GM1 gangliosidosis is an autosomal recessive neurodegenerative disorder caused by the deficiency of lysosomal ß-galactosidase (ß-gal) and resulting in accumulation of GM1 ganglioside. The disease spectrum ranges from infantile to late onset and is uniformly fatal, with no effective therapy currently available. Although animal models have been useful for understanding disease pathogenesis and exploring therapeutic targets, no relevant human central nervous system (CNS) model system has been available to study its early pathogenic events or test therapies. To develop a model of human GM1 gangliosidosis in the CNS, we employed CRISPR/Cas9 genome editing to target GLB1 exons 2 and 6, common sites for mutations in patients, to create isogenic induced pluripotent stem (iPS) cell lines with lysosomal ß-gal deficiency. We screened for clones with <5% of parental cell line ß-gal enzyme activity and confirmed GLB1 knockout clones using DNA sequencing. We then generated GLB1 knockout cerebral organoids from one of these GLB1 knockout iPS cell clones. Analysis of GLB1 knockout organoids in culture revealed progressive accumulation of GM1 ganglioside. GLB1 knockout organoids microinjected with AAV9-GLB1 vector showed a significant increase in ß-gal activity and a significant reduction in GM1 ganglioside content compared with AAV9-GFP-injected organoids, demonstrating the efficacy of an AAV9 gene therapy-based approach in GM1 gangliosidosis. This proof-of-concept in a human cerebral organoid model completes the pre-clinical studies to advance to clinical trials using the AAV9-GLB1 vector.

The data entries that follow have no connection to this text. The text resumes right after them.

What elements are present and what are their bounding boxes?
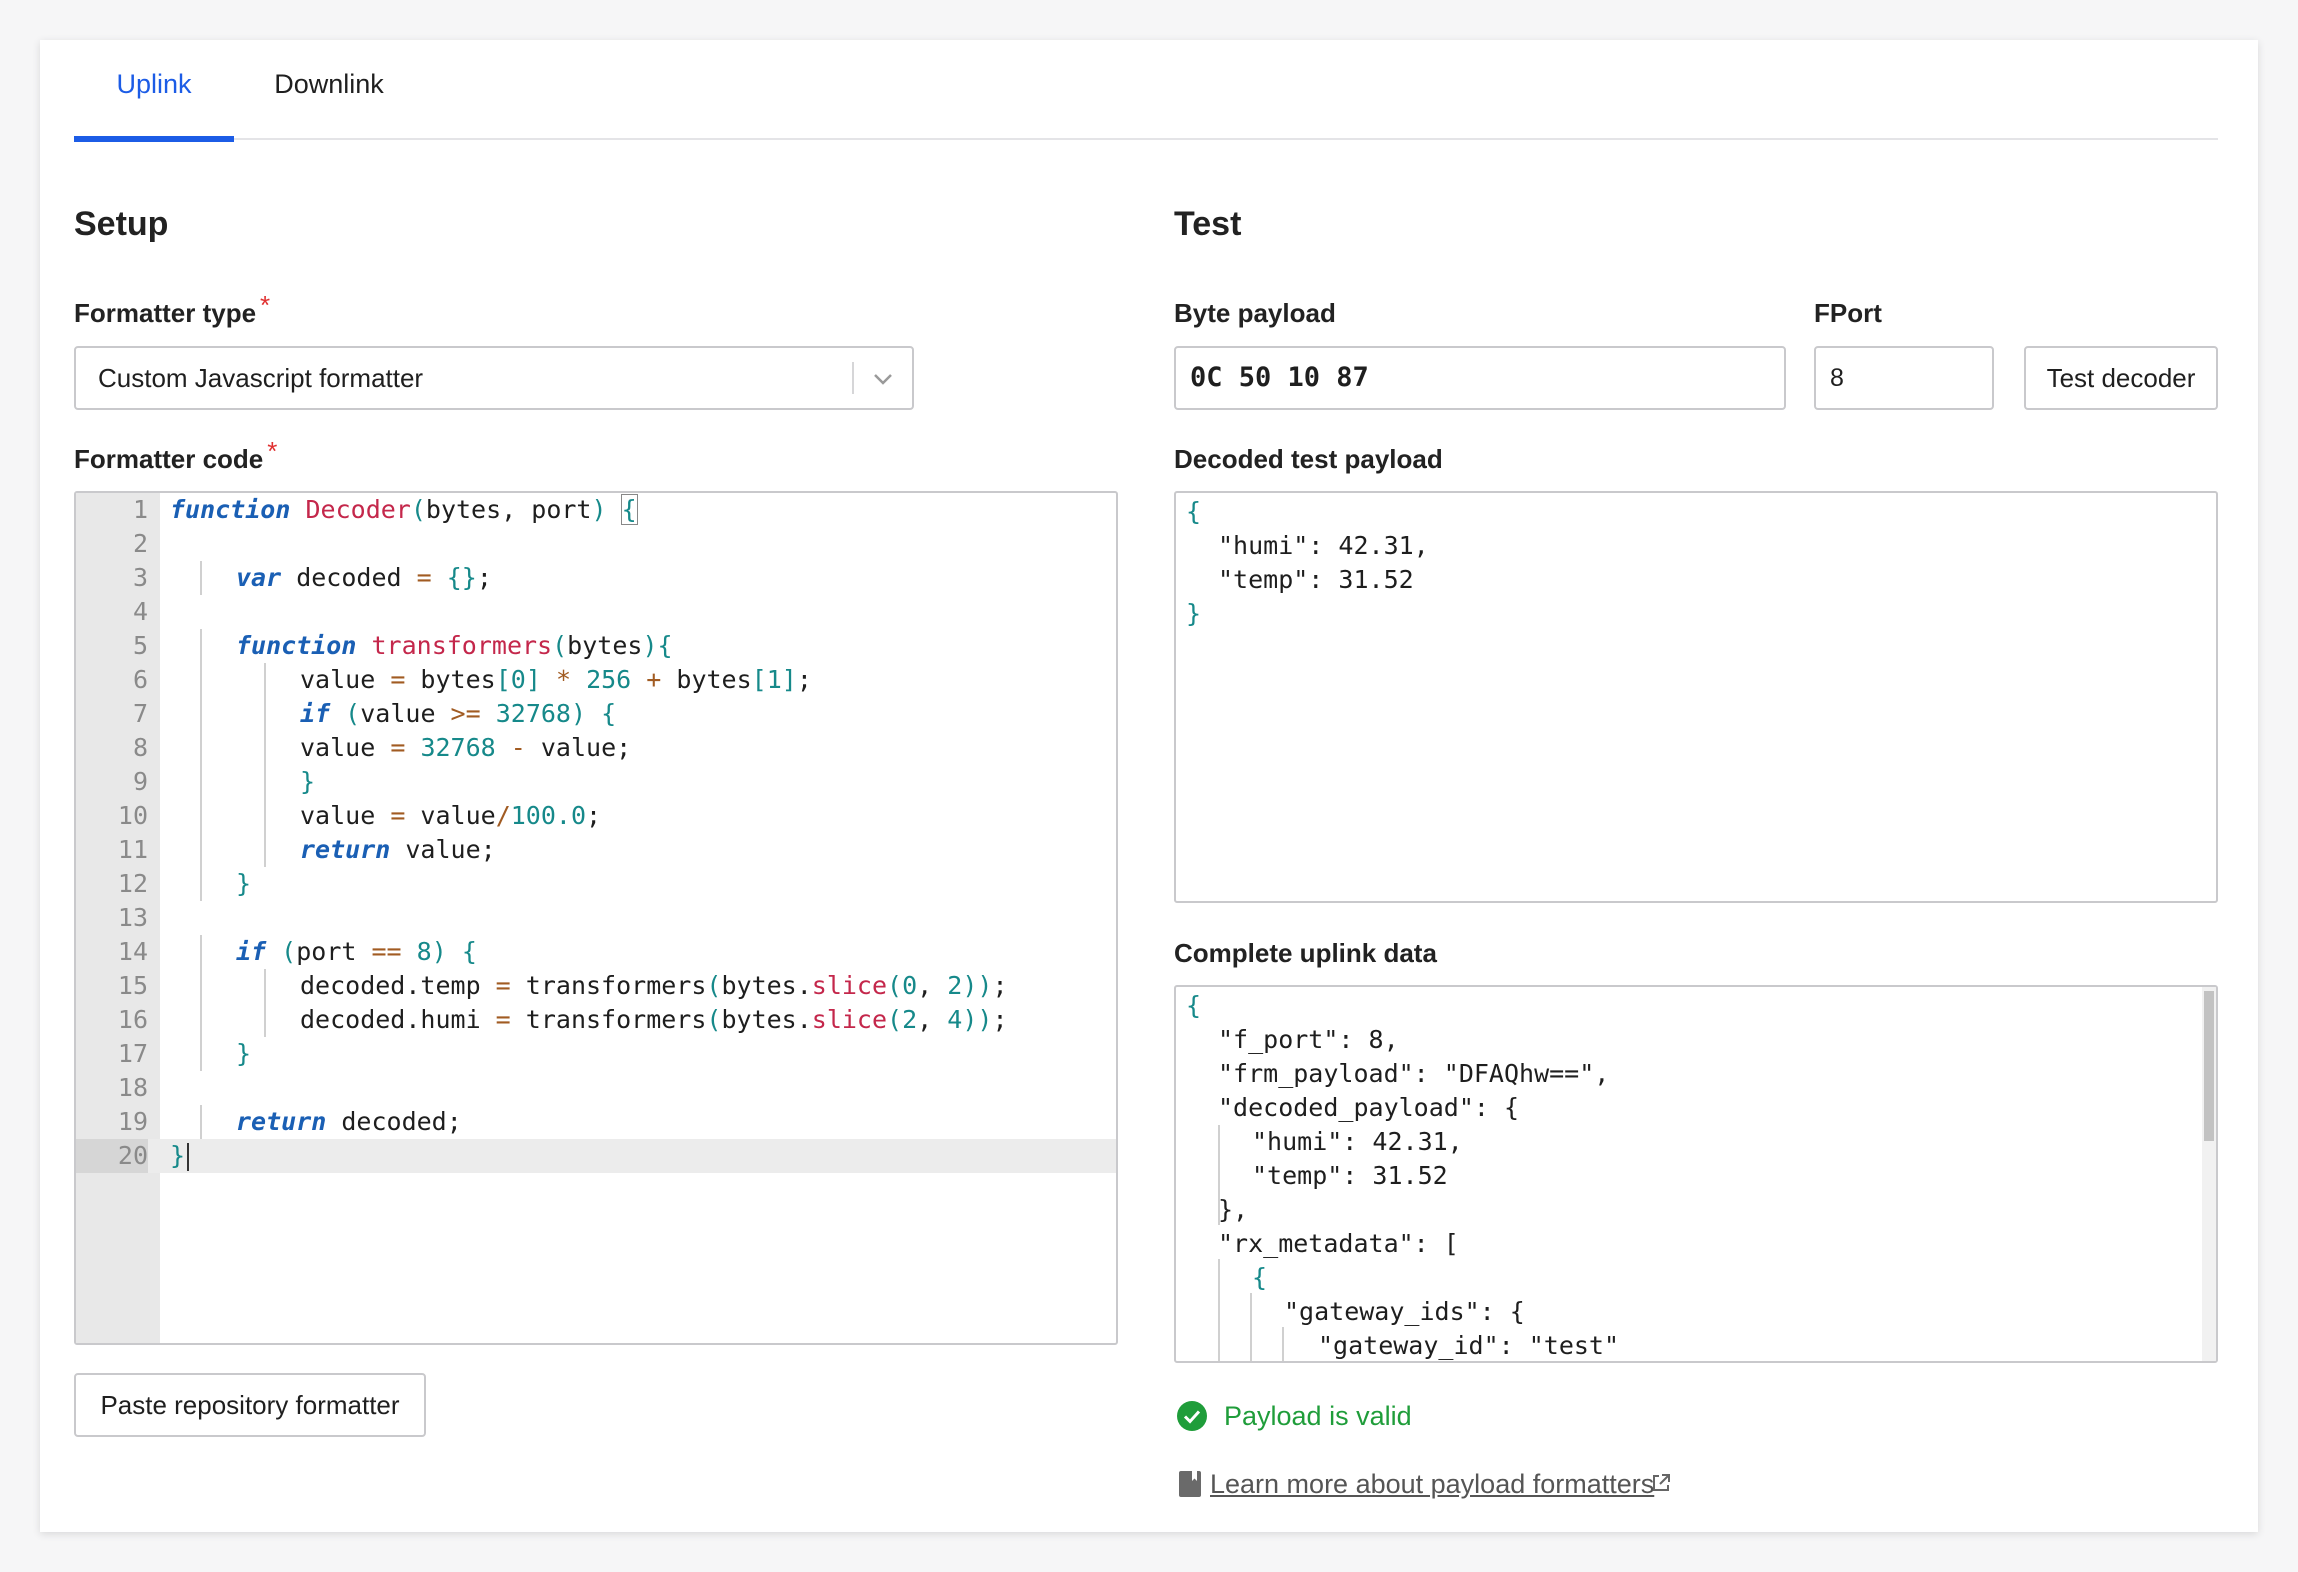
select-separator	[852, 362, 854, 394]
paste-repository-formatter-button[interactable]: Paste repository formatter	[74, 1373, 426, 1437]
scrollbar-thumb[interactable]	[2204, 991, 2214, 1141]
required-mark: *	[260, 290, 271, 320]
json-line: {	[1252, 1263, 1268, 1292]
complete-uplink-data-label: Complete uplink data	[1174, 938, 1437, 968]
tab-uplink[interactable]: Uplink	[74, 40, 234, 142]
tab-downlink[interactable]: Downlink	[254, 40, 404, 140]
json-line: "temp": 31.52	[1218, 565, 1414, 594]
code-line: 18	[117, 1073, 148, 1102]
json-line: "humi": 42.31,	[1218, 531, 1429, 560]
byte-payload-input[interactable]: 0C 50 10 87	[1174, 346, 1786, 410]
code-line: 3 var decoded = {};	[76, 561, 1116, 595]
test-decoder-button[interactable]: Test decoder	[2024, 346, 2218, 410]
json-line: },	[1218, 1195, 1249, 1224]
code-line: 19 return decoded;	[76, 1105, 1116, 1139]
code-line-active: 20}	[76, 1139, 1116, 1173]
json-line: "gateway_ids": {	[1284, 1297, 1525, 1326]
json-line: {	[1186, 497, 1202, 526]
code-line: 14 if (port == 8) {	[76, 935, 1116, 969]
code-line: 2	[132, 529, 148, 558]
code-line: 17}	[76, 1037, 1116, 1071]
decoded-payload-viewer[interactable]: { "humi": 42.31, "temp": 31.52 }	[1174, 491, 2218, 903]
code-line: 16 decoded.humi = transformers(bytes.slic…	[76, 1003, 1116, 1037]
book-icon	[1179, 1471, 1201, 1497]
tab-bar: Uplink Downlink	[74, 40, 2218, 142]
code-line: 5 function transformers(bytes){	[76, 629, 1116, 663]
decoded-test-payload-label: Decoded test payload	[1174, 444, 1443, 474]
code-editor[interactable]: 1 function Decoder(bytes, port) { 2 3 var …	[74, 491, 1118, 1345]
json-line: {	[1186, 991, 1202, 1020]
json-line: "rx_metadata": [	[1218, 1229, 1459, 1258]
formatter-type-label: Formatter type *	[74, 290, 271, 328]
formatter-type-select[interactable]: Custom Javascript formatter	[74, 346, 914, 410]
setup-heading: Setup	[74, 205, 169, 243]
json-line: "temp": 31.52	[1252, 1161, 1448, 1190]
fport-input[interactable]: 8	[1814, 346, 1994, 410]
code-line: 4	[132, 597, 148, 626]
formatter-type-value: Custom Javascript formatter	[98, 363, 424, 393]
json-line: "decoded_payload": {	[1218, 1093, 1520, 1122]
text-cursor	[187, 1143, 190, 1171]
code-line: 11 return value;	[76, 833, 1116, 867]
code-line: 9}	[76, 765, 1116, 799]
check-circle-icon	[1177, 1401, 1207, 1431]
json-line: "f_port": 8,	[1218, 1025, 1399, 1054]
fport-value: 8	[1830, 364, 1844, 392]
code-line: 6 value = bytes[0] * 256 + bytes[1];	[76, 663, 1116, 697]
fport-label: FPort	[1814, 298, 1882, 328]
test-heading: Test	[1174, 205, 1242, 243]
uplink-data-viewer[interactable]: { "f_port": 8, "frm_payload": "DFAQhw=="…	[1174, 985, 2218, 1363]
json-line: "gateway_id": "test"	[1318, 1331, 1620, 1360]
json-line: "humi": 42.31,	[1252, 1127, 1463, 1156]
code-line: 8 value = 32768 - value;	[76, 731, 1116, 765]
code-line: 1 function Decoder(bytes, port) {	[132, 494, 638, 525]
code-line: 13	[117, 903, 148, 932]
byte-payload-value: 0C 50 10 87	[1190, 362, 1369, 393]
code-line: 7 if (value >= 32768) {	[76, 697, 1116, 731]
json-line: }	[1186, 599, 1202, 628]
external-link-icon	[1653, 1474, 1670, 1491]
uplink-scrollbar[interactable]	[2202, 987, 2216, 1361]
byte-payload-label: Byte payload	[1174, 298, 1336, 328]
formatter-code-label: Formatter code *	[74, 436, 278, 474]
chevron-down-icon[interactable]	[868, 364, 898, 394]
json-line: "frm_payload": "DFAQhw==",	[1218, 1059, 1610, 1088]
code-line: 15 decoded.temp = transformers(bytes.slic…	[76, 969, 1116, 1003]
code-line: 12}	[76, 867, 1116, 901]
required-mark: *	[267, 436, 278, 466]
code-line: 10 value = value/100.0;	[76, 799, 1116, 833]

Novel Biomarkers of Human GM1 Gangliosidosis Reflect the Clinical Efficacy of Gene Therapy in a Feline Model.

GM1 gangliosidosis is a fatal neurodegenerative disease that affects individuals of all ages. Favorable outcomes using adeno-associated viral (AAV) gene therapy in GM1 mice and cats have prompted consideration of human clinical trials, yet there remains a paucity of objective biomarkers to track disease status. We developed a panel of biomarkers using blood, urine, cerebrospinal fluid (CSF), electrodiagnostics, 7 T MRI, and magnetic resonance spectroscopy in GM1 cats-either untreated or AAV treated for more than 5 years-and compared them to markers in human GM1 patients where possible. Significant alterations were noted in CSF and blood of GM1 humans and cats, with partial or full normalization after gene therapy in cats. Gene therapy improved the rhythmic slowing of electroencephalograms (EEGs) in GM1 cats, a phenomenon present also in GM1 patients, but nonetheless the epileptiform activity persisted. After gene therapy, MR-based analyses revealed remarkable preservation of brain architecture and correction of brain metabolites associated with microgliosis, neuroaxonal loss, and demyelination. Therapeutic benefit of AAV gene therapy in GM1 cats, many of which maintain near-normal function >5 years post-treatment, supports the strong consideration of human clinical trials, for which the biomarkers described herein will be essential for outcome assessment.